Sue them first. If you have an argument as to liability and you’ve suffered damages (PD, cargo, downtime,…), sue them first. This gives you the jump on the cable TV attorneys by being able to subpoena records and propound discovery against the claimant who, at this point, is represented by the auto insurance company attorney.

More importantly, you have the potential to anchor jurisdiction in the location of the accident rather than allowing the plaintiff to drag you into a “hell hole” on the theory that you are a trucking company and can be sued anywhere. This can save you millions and the industry as a whole hundreds of millions of dollars.

You may even be able to prevent the claimant from if you get a judgement in your favor against the claimant. This can result in res judicata or collateral estoppel–legal terms for “you had your chance and you lost. Good bye.”

Someone recently told me that they do this. “We pursue subrogation on all our cases. We often get our money without having to sue.”

They’re missing the point. You might not want to get your money right away, otherwise you could lose being in a conservative jurisdiction. Sue them. Maximize your suit per discovery and jurisdiction.

Watch the Video Tease–learn what Coach Bill Walsh said before every big game that is the best advice for your defense. But…you have to watch the Video

Push back against the Letter of Representation. Shortly after the accident you will get the standard letter of representation from the advertising attorney—“This is my client. No further communications with them. What are your policy limits?”

Too often this is sent to the insurer after which it is filed it away and waiting for the inevitable. And all that time the claimant is running up medical bills from a doctor to which they are frequently referred by their attorney.

Do something. Push back. Have your attorney send a letter and say all communications are to be to them. And do more.

Include medical and employment record releases in that letter for the claimant to sign and return. Request a list of medical providers and employers. State your need for these records to promptly investigate the claim and potential prejudice if not provided. And do more.

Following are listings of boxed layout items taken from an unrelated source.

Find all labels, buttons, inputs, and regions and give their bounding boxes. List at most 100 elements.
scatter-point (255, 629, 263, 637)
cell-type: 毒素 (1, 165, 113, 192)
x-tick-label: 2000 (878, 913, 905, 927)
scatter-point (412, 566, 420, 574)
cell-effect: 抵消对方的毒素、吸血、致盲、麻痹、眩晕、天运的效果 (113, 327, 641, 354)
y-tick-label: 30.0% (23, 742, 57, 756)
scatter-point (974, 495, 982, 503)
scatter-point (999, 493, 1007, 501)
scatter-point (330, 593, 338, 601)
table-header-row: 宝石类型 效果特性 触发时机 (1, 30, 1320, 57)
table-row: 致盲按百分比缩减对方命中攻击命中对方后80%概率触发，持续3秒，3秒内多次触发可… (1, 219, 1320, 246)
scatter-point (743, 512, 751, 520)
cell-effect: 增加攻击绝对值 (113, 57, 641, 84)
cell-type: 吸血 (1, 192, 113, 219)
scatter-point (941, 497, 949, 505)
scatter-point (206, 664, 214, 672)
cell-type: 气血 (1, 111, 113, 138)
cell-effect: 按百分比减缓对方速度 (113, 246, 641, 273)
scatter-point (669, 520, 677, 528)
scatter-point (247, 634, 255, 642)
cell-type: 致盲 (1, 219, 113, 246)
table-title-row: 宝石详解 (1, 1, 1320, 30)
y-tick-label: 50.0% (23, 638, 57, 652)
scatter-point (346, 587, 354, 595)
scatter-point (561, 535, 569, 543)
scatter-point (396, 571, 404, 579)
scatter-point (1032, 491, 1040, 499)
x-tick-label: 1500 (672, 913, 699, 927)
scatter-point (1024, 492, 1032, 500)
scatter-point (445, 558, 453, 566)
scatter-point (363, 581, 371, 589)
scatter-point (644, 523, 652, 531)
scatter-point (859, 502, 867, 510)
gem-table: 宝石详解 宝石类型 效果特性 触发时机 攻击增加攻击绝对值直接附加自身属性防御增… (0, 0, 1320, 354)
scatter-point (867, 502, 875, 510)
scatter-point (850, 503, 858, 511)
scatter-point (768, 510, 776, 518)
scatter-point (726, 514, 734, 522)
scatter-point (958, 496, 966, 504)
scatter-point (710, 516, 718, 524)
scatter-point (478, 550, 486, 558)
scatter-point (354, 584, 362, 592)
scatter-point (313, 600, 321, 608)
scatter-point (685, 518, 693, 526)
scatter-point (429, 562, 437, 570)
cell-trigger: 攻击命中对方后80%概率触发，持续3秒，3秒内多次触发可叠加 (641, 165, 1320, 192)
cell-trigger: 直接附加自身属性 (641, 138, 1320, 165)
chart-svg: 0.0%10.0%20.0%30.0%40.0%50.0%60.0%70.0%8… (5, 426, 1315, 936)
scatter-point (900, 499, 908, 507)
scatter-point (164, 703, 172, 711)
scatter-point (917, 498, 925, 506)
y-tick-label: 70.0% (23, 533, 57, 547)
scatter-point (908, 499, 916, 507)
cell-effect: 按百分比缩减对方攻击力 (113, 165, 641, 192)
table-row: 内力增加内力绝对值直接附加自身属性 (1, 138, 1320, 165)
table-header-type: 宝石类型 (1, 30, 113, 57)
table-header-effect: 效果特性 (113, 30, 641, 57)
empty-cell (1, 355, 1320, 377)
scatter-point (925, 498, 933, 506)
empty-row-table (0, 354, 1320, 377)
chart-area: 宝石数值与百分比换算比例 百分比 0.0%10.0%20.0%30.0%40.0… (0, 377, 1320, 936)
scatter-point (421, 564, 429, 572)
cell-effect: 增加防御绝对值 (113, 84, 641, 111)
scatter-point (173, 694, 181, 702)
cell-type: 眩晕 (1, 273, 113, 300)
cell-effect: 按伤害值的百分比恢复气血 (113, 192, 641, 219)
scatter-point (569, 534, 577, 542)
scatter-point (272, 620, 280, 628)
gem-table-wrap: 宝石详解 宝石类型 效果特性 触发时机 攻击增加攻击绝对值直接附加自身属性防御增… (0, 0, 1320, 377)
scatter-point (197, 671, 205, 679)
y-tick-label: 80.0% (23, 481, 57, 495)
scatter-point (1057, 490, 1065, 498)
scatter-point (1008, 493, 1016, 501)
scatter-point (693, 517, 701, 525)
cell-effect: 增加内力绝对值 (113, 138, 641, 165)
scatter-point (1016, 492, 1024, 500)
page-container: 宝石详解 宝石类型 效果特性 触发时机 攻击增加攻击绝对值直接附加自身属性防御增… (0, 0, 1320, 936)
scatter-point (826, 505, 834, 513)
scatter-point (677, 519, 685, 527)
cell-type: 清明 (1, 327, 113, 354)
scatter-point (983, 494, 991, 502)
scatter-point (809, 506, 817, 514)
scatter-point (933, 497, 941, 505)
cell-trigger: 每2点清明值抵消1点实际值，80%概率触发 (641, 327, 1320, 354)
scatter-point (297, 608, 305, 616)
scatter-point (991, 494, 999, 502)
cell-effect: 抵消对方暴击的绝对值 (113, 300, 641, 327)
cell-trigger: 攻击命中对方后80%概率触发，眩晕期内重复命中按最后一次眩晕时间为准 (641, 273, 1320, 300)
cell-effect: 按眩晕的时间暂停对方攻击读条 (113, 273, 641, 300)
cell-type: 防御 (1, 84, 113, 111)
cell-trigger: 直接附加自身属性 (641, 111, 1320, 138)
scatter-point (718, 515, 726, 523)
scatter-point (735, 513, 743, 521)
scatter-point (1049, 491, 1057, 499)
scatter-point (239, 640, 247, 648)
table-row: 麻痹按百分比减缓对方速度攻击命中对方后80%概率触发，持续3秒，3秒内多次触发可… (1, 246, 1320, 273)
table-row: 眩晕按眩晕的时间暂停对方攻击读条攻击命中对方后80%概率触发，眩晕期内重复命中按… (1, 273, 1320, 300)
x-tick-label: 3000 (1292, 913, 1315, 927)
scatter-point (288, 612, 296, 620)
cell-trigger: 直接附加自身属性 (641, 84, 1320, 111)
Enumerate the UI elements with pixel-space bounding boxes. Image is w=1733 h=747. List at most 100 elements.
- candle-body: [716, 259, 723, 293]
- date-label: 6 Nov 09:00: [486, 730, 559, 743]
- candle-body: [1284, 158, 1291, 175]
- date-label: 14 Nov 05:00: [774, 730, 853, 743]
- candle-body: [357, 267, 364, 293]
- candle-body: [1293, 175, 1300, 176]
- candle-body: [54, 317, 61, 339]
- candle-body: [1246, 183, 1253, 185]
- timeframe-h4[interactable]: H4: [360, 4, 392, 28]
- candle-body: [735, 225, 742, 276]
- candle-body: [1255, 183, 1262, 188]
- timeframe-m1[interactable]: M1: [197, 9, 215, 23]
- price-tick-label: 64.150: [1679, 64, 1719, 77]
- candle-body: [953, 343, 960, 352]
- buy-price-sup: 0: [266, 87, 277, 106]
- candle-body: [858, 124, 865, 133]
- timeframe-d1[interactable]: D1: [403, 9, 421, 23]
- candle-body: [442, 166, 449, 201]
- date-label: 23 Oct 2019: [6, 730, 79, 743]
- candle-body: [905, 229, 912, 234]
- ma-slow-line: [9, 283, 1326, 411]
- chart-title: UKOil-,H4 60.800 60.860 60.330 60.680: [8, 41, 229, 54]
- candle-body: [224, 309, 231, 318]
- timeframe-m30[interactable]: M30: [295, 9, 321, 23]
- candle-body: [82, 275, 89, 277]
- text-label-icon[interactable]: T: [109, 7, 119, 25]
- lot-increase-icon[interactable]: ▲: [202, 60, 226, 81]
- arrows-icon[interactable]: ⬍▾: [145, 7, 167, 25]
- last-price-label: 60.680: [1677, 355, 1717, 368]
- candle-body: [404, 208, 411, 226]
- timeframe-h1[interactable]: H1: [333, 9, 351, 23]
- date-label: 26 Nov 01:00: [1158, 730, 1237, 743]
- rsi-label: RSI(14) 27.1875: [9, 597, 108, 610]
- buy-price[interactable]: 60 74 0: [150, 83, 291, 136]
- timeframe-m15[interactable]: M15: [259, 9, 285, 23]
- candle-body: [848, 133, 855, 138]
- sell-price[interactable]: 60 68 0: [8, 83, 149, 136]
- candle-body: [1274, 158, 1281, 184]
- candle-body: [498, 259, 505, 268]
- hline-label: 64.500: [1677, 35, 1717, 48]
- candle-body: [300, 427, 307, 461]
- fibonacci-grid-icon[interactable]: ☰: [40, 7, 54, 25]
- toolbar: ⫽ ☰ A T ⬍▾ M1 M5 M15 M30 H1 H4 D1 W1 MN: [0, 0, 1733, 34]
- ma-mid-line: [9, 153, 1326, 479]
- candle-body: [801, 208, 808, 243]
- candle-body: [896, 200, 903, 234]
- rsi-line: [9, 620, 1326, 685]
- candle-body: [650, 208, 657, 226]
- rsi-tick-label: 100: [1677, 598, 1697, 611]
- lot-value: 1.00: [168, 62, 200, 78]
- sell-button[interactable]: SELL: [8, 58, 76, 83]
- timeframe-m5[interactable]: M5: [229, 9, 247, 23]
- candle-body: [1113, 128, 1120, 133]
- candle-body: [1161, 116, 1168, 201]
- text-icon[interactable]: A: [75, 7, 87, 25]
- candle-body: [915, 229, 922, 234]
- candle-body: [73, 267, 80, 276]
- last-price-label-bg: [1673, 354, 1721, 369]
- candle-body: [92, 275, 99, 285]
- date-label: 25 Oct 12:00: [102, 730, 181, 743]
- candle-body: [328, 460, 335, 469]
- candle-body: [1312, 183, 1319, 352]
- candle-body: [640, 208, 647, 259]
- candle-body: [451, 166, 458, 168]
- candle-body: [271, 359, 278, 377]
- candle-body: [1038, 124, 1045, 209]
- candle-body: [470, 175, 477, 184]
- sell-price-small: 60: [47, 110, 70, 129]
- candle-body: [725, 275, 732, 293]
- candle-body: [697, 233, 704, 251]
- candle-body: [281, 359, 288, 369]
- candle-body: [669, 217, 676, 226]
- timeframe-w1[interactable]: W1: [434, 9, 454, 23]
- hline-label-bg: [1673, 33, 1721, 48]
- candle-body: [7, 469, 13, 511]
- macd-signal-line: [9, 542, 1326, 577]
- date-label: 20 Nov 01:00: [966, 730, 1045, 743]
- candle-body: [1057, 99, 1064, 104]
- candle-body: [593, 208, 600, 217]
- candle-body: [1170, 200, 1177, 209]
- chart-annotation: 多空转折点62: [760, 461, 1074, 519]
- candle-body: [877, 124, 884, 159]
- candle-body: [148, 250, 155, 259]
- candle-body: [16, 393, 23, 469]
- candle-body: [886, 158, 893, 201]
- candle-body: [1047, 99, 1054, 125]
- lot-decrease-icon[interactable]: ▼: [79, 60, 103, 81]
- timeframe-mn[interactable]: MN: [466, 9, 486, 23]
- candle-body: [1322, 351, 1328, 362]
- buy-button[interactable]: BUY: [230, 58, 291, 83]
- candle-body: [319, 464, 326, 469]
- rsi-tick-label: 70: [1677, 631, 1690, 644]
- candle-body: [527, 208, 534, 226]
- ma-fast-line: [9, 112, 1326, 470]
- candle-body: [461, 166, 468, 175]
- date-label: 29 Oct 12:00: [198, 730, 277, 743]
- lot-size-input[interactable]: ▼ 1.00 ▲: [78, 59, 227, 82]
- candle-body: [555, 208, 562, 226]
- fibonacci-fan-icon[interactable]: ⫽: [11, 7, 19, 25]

Request that their client submit to an immediate medical examination. Again, make clear the prejudice that you will suffer is they do not agree to do so.

What responses do I get from the plaintiff attorneys when I do this? “I’ve never had this before.” Or, more often, “What right to you have to request an exam before suit?”

My answer? “None. But I’ve documented my request. If this goes forward, you and your client will have to explain why, if you were really injured, you would not let our doctor examine them.”

Quite frankly, I don’t care if they agree to it or not. If we get the exam, great. if not, we have documented the record as to our request. Documentation to challenge that ongoing treatment and medical expenses run up before they file suit.


We cannot concede an inch. We cannot make it easy for those who want to eat your lunch. That is exactly what “defensive defense” does.

Learn the lesson—full court press in defense of your company.